O segredo de justiça, um imperativo constitucional (ver artigo 20.º, n.º 3 da Constituição), é um regime de reserva jurídica sobre o conteúdo dos atos processuais, que se estende à proibição de divulgação da ocorrência de atos processuais e de informações acerca da sua tramitação.

Assim, implica as seguintes limitações: proibição de assistir, proibição de tomar conhecimento e proibição de divulgação. Visa garantir o sucesso da investigação (obtenção de prova) e proteger as partes envolvidas no processo, como o arguido (que, presumido inocente, pode ver a sua honra e a sua privacidade injustificadamente atingidas) e a vítima. Embora a regra geral, no processo penal, seja a da publicidade, nos termos do artigo 86.º, n.º 1, do Código de Processo Penal (CPP), o juiz de instrução, na fase de inquérito, pode sujeitar o processo a segredo de justiça. De modo análogo, o MP pode determinar a sujeição do processo a segredo de justiça. Estando o processo – criminal, disciplinar ou contraordenacional – sujeito a segredo de justiça, a sua violação corresponde à prática de crime, nos termos do artigo 371.º do Código Penal (CP), no âmbito dos crimes contra a realização da justiça.

O artigo 371.º do CP estabelece que “quem, independentemente de ter tomado contacto com o processo, ilegitimamente der conhecimento, no todo ou em parte, do teor de ato de processo penal que se encontre coberto por segredo de justiça, ou a cujo decurso não for permitida a assistência do público em geral, é punido com pena de prisão até dois anos ou com pena de multa até 240 dias, salvo se outra pena for cominada para o caso pela lei de processo” (n.º1). E “o agente é punido com pena de prisão até seis meses ou com pena de multa até 60 dias”, se o facto descrito respeitar a processo por contraordenação, até à decisão da autoridade administrativa, ou a processo disciplinar, enquanto se mantiver legalmente o segredo” (ver n.º 2).

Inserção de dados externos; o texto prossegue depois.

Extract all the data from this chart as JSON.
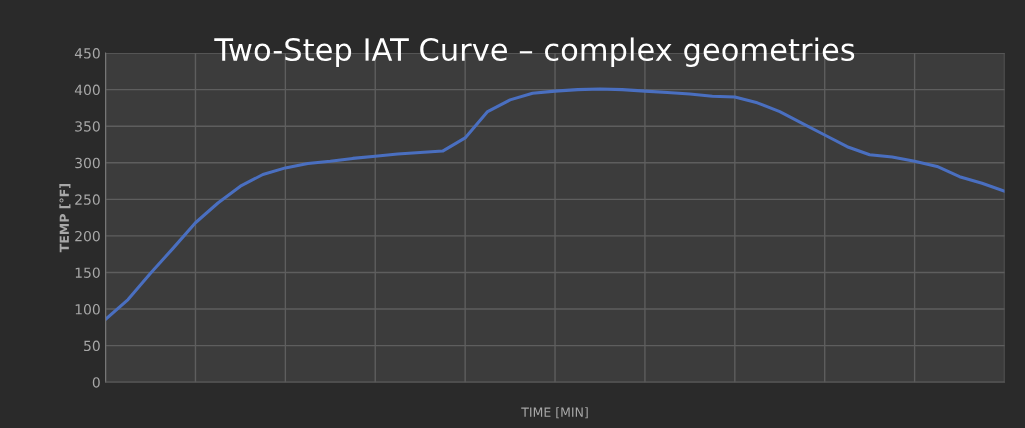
{
  "chart_data": {
    "type": "line",
    "title": "Two-Step IAT Curve – complex geometries",
    "xlabel": "TIME [MIN]",
    "ylabel": "TEMP [°F]",
    "categories": [
      null,
      null,
      null,
      null,
      null,
      null,
      null,
      null,
      null,
      null,
      null,
      null,
      null,
      null,
      null,
      null,
      null,
      null,
      null,
      null,
      null,
      null,
      null,
      null,
      null,
      null,
      null,
      null,
      null,
      null,
      null,
      null,
      null,
      null,
      null,
      null,
      null,
      null,
      null,
      null,
      null
    ],
    "series": [
      {
        "color": "#4a6fc0",
        "values": [
          86,
          113,
          149,
          183,
          218,
          245,
          268,
          284,
          293,
          299,
          302,
          306,
          309,
          312,
          314,
          316,
          334,
          370,
          386,
          395,
          398,
          400,
          401,
          400,
          398,
          396,
          394,
          391,
          390,
          382,
          370,
          354,
          338,
          322,
          311,
          308,
          302,
          295,
          281,
          272,
          261
        ]
      }
    ],
    "ylim": [
      0,
      450
    ],
    "yticks": [
      0,
      50,
      100,
      150,
      200,
      250,
      300,
      350,
      400,
      450
    ],
    "grid": true,
    "tick_labels": "y",
    "marker": "none",
    "line_style": "solid",
    "legend": false
  }
}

Vem a propósito recordar que um candidato a juiz do Tribunal Constitucional (TC), que os juízes eleitos não cooptaram, devido à pressão pública, porque, entre outras asserções, referiu que o segredo de justiça era violado a troco de dinheiro (embora noutras referências não tivesse razão, nesta é provável que a tivesse). Ora, o artigo 372.º do CP, no quadro dos “crimes cometidos no exercício de funções públicas”, estipula, sobre o recebimento ou oferta indevidos de vantagem:

“O funcionário que, no exercício das suas funções ou por causa delas, por si, ou por interposta pessoa, com o seu consentimento ou ratificação, solicitar ou aceitar, para si ou para terceiro, vantagem patrimonial ou não patrimonial, que não lhe seja devida, é punido com pena de prisão até cinco anos ou com pena de multa até 600 dias” (n.º 1). Quem, nas mesmas condições, der ou prometer a funcionário ou a terceiro por indicação ou conhecimento dele, “vantagem patrimonial ou não patrimonial, que não lhe seja devida, no exercício das suas funções ou por causa delas, é punido com pena de prisão até três anos ou com pena de multa até 360 dias” (n.º 2).

Excluem-se “as condutas socialmente adequadas e conformes aos usos e costumes” (n.º 3).

O mencionado artigo 86.º do CCP, que estabelece a publicidade do processo penal, “sob pena de nulidade”, ressalvadas as exceções previstas na lei (n.º 1), estabelece que o juiz de instrução pode, a requerimento do arguido, do assistente ou do ofendido e ouvido o MP, “determinar, por despacho irrecorrível, a sujeição do processo, durante a fase de inquérito, a segredo de justiça, quando entenda que a publicidade prejudica os direitos daqueles sujeitos ou participantes processuais” (n.º 2).

Se o MP entender que os interesses da investigação ou os direitos dos sujeitos processuais o justificam, “pode determinar a aplicação ao processo, durante a fase de inquérito, do segredo de justiça, ficando essa decisão sujeita a validação pelo juiz de instrução no prazo máximo de 72 horas” (n.º 3). Neste caso, o MP, oficiosamente ou a requerimento do arguido, do assistente ou do ofendido, “pode determinar o seu levantamento em qualquer momento do inquérito” (n.º 4). E, se o arguido, o assistente ou o ofendido requererem o levantamento do segredo de justiça, mas o MP não o determinar, os autos são remetidos ao juiz de instrução para decisão, por despacho irrecorrível” (n.º 5).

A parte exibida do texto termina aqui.